The New Jim Crow: Mass Incarceration in the Age of Colorblindness, by Michelle Alexander. This unflinching examination of the cyclical and systemically unequal system of incarceration in America is “eye-opening,” Gates wrote, and despite being published 10 years ago, is more relevant than ever after protests against the killings of George Floyd and Breonna Taylor “put Black Lives Matter front and center.” His takeaway? “We need a more just approach to sentencing and more investment in communities of color.”

Range: Why Generalists Triumph in a Specialized World, by David Epstein. Based on his 2014 TedX talk, Epstein expands on his argument that despite the world’s seeming preference for specialists, it’s actually more people who are generalists, with “a breadth of different experiences,” that are needed. Gates notes that readers could come away believing that Epstein is too critical of specialists, but recommended “if you’re enthusiastic about a hyperspecialized field like molecular biology or quantum physics, go for it”—while taking the time to explore other subjects.

The Splendid and the Vile: A Saga of Churchill, Family, and Defiance During the Blitz, by Erik Larson. This historical account of England in 1940 and 1941 focuses on the Blitz, the nightly bombing of London by the Nazis during World War II. Calling it “relevant” despite not being pandemic-related, Gates draws a comparison between Brits huddling from bombs in their basements to the isolation most of us have experienced in 2020. Larson makes it clear that prime minister Winston Churchill’s leadership style got the British people through that awful period, an analysis that Gates commends, though he says “its scope is too narrow to be the only book you ever read on World War II.”

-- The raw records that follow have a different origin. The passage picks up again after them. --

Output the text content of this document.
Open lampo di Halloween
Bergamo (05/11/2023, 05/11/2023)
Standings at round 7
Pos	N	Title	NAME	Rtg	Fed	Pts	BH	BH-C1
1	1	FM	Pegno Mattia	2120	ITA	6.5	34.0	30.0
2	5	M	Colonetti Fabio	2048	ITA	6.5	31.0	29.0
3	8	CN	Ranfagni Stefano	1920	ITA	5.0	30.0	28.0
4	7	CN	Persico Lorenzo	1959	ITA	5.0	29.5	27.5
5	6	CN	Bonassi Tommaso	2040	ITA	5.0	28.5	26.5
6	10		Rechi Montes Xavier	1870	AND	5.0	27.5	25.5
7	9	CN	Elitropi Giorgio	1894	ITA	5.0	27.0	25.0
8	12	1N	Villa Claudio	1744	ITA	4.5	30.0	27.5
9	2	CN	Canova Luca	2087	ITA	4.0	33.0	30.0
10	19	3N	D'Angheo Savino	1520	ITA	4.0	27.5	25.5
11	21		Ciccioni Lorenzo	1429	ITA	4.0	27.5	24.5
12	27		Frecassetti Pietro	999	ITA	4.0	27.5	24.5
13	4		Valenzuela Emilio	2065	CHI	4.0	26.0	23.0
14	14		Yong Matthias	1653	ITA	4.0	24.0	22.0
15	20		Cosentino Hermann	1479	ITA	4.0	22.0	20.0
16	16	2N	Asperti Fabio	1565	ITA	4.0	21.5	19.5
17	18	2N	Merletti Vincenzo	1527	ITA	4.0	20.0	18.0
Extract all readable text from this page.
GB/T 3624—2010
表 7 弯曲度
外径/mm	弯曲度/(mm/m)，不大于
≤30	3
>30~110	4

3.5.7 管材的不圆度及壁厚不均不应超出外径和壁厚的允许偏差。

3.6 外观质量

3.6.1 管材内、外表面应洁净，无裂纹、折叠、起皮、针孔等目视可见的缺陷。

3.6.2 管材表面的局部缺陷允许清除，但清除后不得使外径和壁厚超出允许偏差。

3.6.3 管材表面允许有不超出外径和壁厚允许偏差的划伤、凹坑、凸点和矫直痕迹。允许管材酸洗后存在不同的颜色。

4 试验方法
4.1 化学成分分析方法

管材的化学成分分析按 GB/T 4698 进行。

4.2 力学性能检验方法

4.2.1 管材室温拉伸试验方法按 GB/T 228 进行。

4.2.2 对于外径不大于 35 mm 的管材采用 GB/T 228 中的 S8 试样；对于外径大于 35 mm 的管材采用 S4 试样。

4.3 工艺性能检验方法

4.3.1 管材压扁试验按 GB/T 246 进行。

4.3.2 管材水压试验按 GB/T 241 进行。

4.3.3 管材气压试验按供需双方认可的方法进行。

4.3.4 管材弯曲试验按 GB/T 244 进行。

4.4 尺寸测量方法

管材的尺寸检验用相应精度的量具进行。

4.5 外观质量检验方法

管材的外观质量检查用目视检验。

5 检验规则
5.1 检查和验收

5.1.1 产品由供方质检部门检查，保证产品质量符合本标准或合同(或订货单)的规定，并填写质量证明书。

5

The Spy and the Traitor: The Greatest Espionage Story of the Cold War, by Ben Macintyre. This true retelling of how Oleg Gordievsky, a KGB officer turned double agent for the U.K., helped prevent the Soviet Union from waging nuclear war against America in 1983 is “every bit as exciting as my favorite spy novels,” Gates wrote. A CIA agent reportedly unmasks Gordievsky to his Soviet handlers two years later, prompting the KGB officer to flee, which Gates described as “thrilling.” A useful context for Mcintyre’s book is “understanding the professional culture in which Vladimir Putin was raised,” Gates wrote, comparing the Russian president’s alleged interference during the 2016 presidential election to similar antics deployed against then-prime minister Margaret Thatcher in the 1980s.

Breath From Salt: A Deadly Genetic Disease, a New Era in Science, and the Patients and Families Who Changed Medicine, by Bijal P. Trivedi. This “truly uplifting” history of cystic fibrosis tells the story of how scientific innovation leads to medical breakthroughs, and twines with Gates’ own philanthropic efforts. A Microsoft colleague approached Gates in 1999 about investing in development of new CF drugs, explaining that two of his children had the disease and feared that their time was running out. The $20 million Gates committed to the project helped result in three highly effective medicines for CF patients described in the book, which “is especially meaningful to me because I know families who’ve benefited.”